Les IBW n’ont sans doute qu’une vertu, mais elles la pratiquent à fond : elles ne perdent pas de temps et s’expriment sans pudeur. Par contre, elles n’ont pas le sens de l’humour, et c’est donc sans rire qu’elles sont venues dire au Congo que la première chose à faire est de réduire ses dépenses publiques !
La raison en est simple et, à première vue, le raisonnement a l’air de tenir : on ne peut pas dépenser plus qu’on ne gagne. Les recettes du Congo sont faibles donc, malheureusement pour lui, et malgré l’immensité des besoins de sa population, il ne peut dépenser beaucoup.
Et voilà pourquoi votre fille est muette !
Quand une personne veut maigrir, il se pose un problème du même genre. Il y a d’une part les rentrées, c’est-à-dire ce qu’il mange, et d’autre part les dépenses, à savoir les efforts physiques qu’il fait pour consommer cet apport. Parfois, on conseillera à celui que l’obésité guette, non pas de se serrer la ceinture, mais de bouger un peu plus…

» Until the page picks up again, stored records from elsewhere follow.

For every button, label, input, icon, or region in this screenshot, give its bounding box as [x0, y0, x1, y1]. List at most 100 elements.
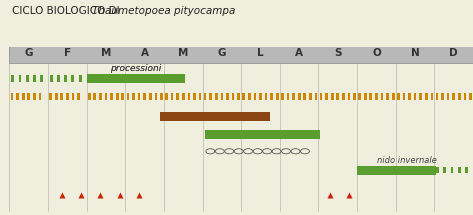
- Bar: [281, 93, 284, 100]
- Bar: [381, 93, 384, 100]
- Text: N: N: [411, 48, 420, 58]
- Bar: [436, 167, 439, 174]
- Bar: [425, 93, 428, 100]
- Bar: [248, 93, 251, 100]
- Bar: [336, 93, 339, 100]
- Bar: [22, 93, 25, 100]
- Bar: [126, 93, 129, 100]
- Bar: [87, 74, 185, 83]
- Bar: [392, 93, 394, 100]
- Bar: [110, 93, 113, 100]
- Bar: [436, 93, 438, 100]
- Bar: [441, 93, 444, 100]
- Bar: [50, 75, 53, 82]
- Bar: [71, 75, 74, 82]
- Bar: [88, 93, 90, 100]
- Bar: [10, 93, 13, 100]
- Bar: [331, 93, 333, 100]
- Bar: [71, 93, 74, 100]
- Bar: [49, 93, 52, 100]
- Bar: [149, 93, 152, 100]
- Text: Thaumetopoea pityocampa: Thaumetopoea pityocampa: [92, 6, 236, 17]
- Bar: [9, 44, 473, 63]
- Bar: [369, 93, 372, 100]
- Bar: [276, 93, 279, 100]
- Bar: [27, 93, 30, 100]
- Bar: [408, 93, 411, 100]
- Bar: [469, 93, 472, 100]
- Text: O: O: [372, 48, 381, 58]
- Text: G: G: [218, 48, 226, 58]
- Bar: [40, 75, 43, 82]
- Bar: [320, 93, 322, 100]
- Bar: [215, 93, 218, 100]
- Bar: [292, 93, 295, 100]
- Bar: [348, 93, 350, 100]
- Bar: [64, 75, 67, 82]
- Bar: [458, 167, 461, 174]
- Text: CICLO BIOLOGICO DI: CICLO BIOLOGICO DI: [12, 6, 123, 17]
- Bar: [358, 93, 361, 100]
- Bar: [414, 93, 416, 100]
- Bar: [465, 167, 468, 174]
- Bar: [199, 93, 201, 100]
- Bar: [265, 93, 268, 100]
- Bar: [105, 93, 107, 100]
- Bar: [176, 93, 179, 100]
- Bar: [138, 93, 140, 100]
- Bar: [61, 93, 63, 100]
- Bar: [220, 93, 223, 100]
- Text: S: S: [334, 48, 342, 58]
- Bar: [303, 93, 306, 100]
- Bar: [165, 93, 168, 100]
- Bar: [271, 93, 273, 100]
- Text: M: M: [178, 48, 188, 58]
- Bar: [447, 93, 449, 100]
- Bar: [464, 93, 466, 100]
- Text: A: A: [140, 48, 149, 58]
- Bar: [160, 93, 163, 100]
- Bar: [193, 93, 196, 100]
- Bar: [160, 112, 270, 121]
- Bar: [259, 93, 262, 100]
- Bar: [55, 93, 58, 100]
- Bar: [242, 93, 245, 100]
- Bar: [122, 93, 124, 100]
- Bar: [309, 93, 312, 100]
- Bar: [375, 93, 378, 100]
- Bar: [57, 75, 60, 82]
- Bar: [143, 93, 146, 100]
- Bar: [342, 93, 345, 100]
- Bar: [353, 93, 356, 100]
- Bar: [18, 75, 21, 82]
- Bar: [458, 93, 461, 100]
- Text: A: A: [295, 48, 303, 58]
- Bar: [94, 93, 96, 100]
- Text: F: F: [64, 48, 71, 58]
- Text: L: L: [257, 48, 264, 58]
- Text: processioni: processioni: [110, 64, 161, 73]
- Bar: [430, 93, 433, 100]
- Text: D: D: [449, 48, 458, 58]
- Bar: [444, 167, 447, 174]
- Bar: [99, 93, 102, 100]
- Bar: [451, 167, 454, 174]
- Text: processioni: processioni: [110, 64, 161, 73]
- Bar: [182, 93, 184, 100]
- Bar: [26, 75, 28, 82]
- Bar: [66, 93, 69, 100]
- Bar: [357, 166, 436, 175]
- Bar: [79, 75, 81, 82]
- Bar: [226, 93, 229, 100]
- Bar: [419, 93, 422, 100]
- Bar: [287, 93, 289, 100]
- Bar: [237, 93, 240, 100]
- Bar: [171, 93, 174, 100]
- Bar: [364, 93, 367, 100]
- Bar: [204, 93, 207, 100]
- Bar: [132, 93, 135, 100]
- Bar: [397, 93, 400, 100]
- Bar: [254, 93, 256, 100]
- Bar: [39, 93, 41, 100]
- Bar: [403, 93, 405, 100]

Autrement dit, un problème d’équilibre entre recette et dépenses peut se poser de deux façons. On peut le voir en termes de dépenses excessives, mais aussi en termes de recettes insuffisantes.
Or, les IBW ne sont pas neutres. Elles sont au contraire les chiens de garde de l’ordre international étasunien. Par conséquent, tout ce qui peut procurer des recettes à l’état leur est profondément antipathique. Taxer les importations et les exportations dont les multinationales font leurs choux gras est une pratique qui leur paraît une atteinte intolérable à la liberté du commerce et à un sain esprit d’entreprise. Elles n’aiment même pas qu’un état se soucie d’avoir des nationaux taxables, en exigeant que ses ressortissants soient décemment rémunérés ! Le salaire, n’est-ce pas, est un coût parasitaire qui rogne les bénéfices et doit donc être comprimé au maximum.
Certes, il y a au Congo des dépenses contestables. Certes, Antoine Gizenga a raison de dire qu’un gouvernement nombreux n’est pas forcément budgétivore. Il faut toutefois s’attendre à ce que le gouvernement de 60 ministres ait pour corollaire la mise en circulation de 60 Mercédès neuves, avec climatisation et vitres opaques (on n’a pas toujours le temps d’aller voir son Deuxième Bureau à domicile…) et de quelques autres babioles plutôt coûteuses…
Mais il ne s’agit nullement de cela. Les IBW, compréhensives, admettent que les dirigeants ont droit au luxe ! Il s’agit de l’argent bêtement gaspillé à payer des salaires aux enseignants ou à la fonction publique, à réparer des routes, à entretenir des écoles ou des hôpitaux… Il faut bien le dire, tout cela, c’est de la gabegie pure et simple !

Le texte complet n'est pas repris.